During the fourth quarter of 2018, the worsening of the European and Middle Eastern macroeconomic scenario, only partially offset by the positive tone of the North American market, led to a slowdown in the Group’s sales: during the period, sales revenue totalled €36.2 million, 3.3% lower than the €37.4 million of the fourth quarter of 2017 (-11.7% taking into consideration the same scope of consolidation). The markets most affected by the deterioration of the economic situation were Italy, Turkey and the Middle East. On the contrary, sales in North America maintained a growth rate of around 20%. EBITDA for the fourth quarter of 2018 was €7 million, or 19.5% of sales, up by 2.8% compared to the figure of €6.9 million (18.3% of sales) in the fourth quarter of 2017. EBIT was €2.8 million, equivalent to 7.9% of sales, and 23% lower than the €3.7 million recorded in the same quarter of 2017 (9.9% of sales). During the quarter, the Group recorded in the income statement positive exchange differences of €1.6 million, due to fluctuations in exchange rates with the Turkish lira and the U.S. dollar. Profit before taxes was €4.1 million, up by 16.5% compared to the €3.6 million recorded in Q4 2017. Net profit for the period was €3.2 million, down 29.6% from €4.6 million in the fourth quarter of 2017, when the Group recorded tax benefits of €1.3 million.

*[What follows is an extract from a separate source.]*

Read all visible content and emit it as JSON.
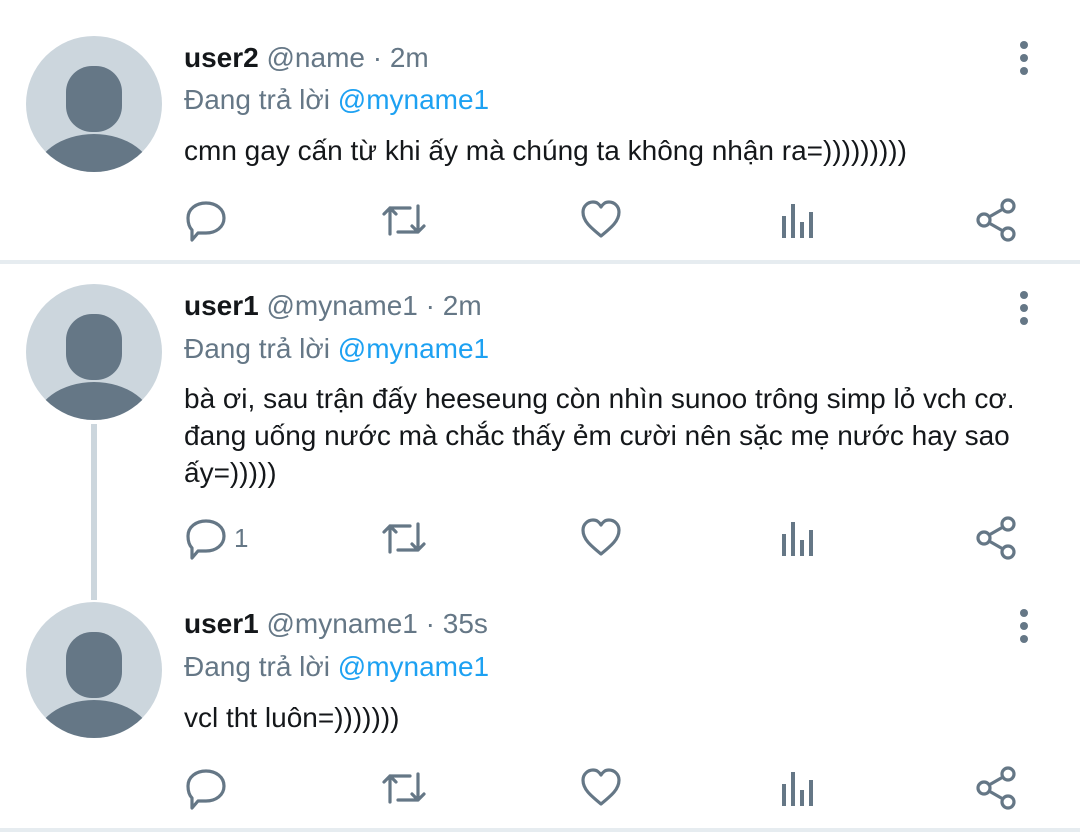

Based on the trend in negotiations with major customers and the current limited visibility in a still complex market context, for 2019 the Group estimates that it will be able to achieve sales ranging from €160 to €165 million and a gross operating profitability (EBITDA %) of more than 20%. “Confirming the Group’s more than solid competitive position, Sabaf achieved significant financial results in line with the company’s historical trends in a year characterised by a widespread macroeconomic deterioration, that became more evident in the last quarter – Pietro Iotti, Chief Executive Officer of Sabaf, declared -. During 2018, the acquisition of Okida Elektronic was the first step in the strategy of developing and diversifying the product range and enhanced the Group’s interesting growth prospects.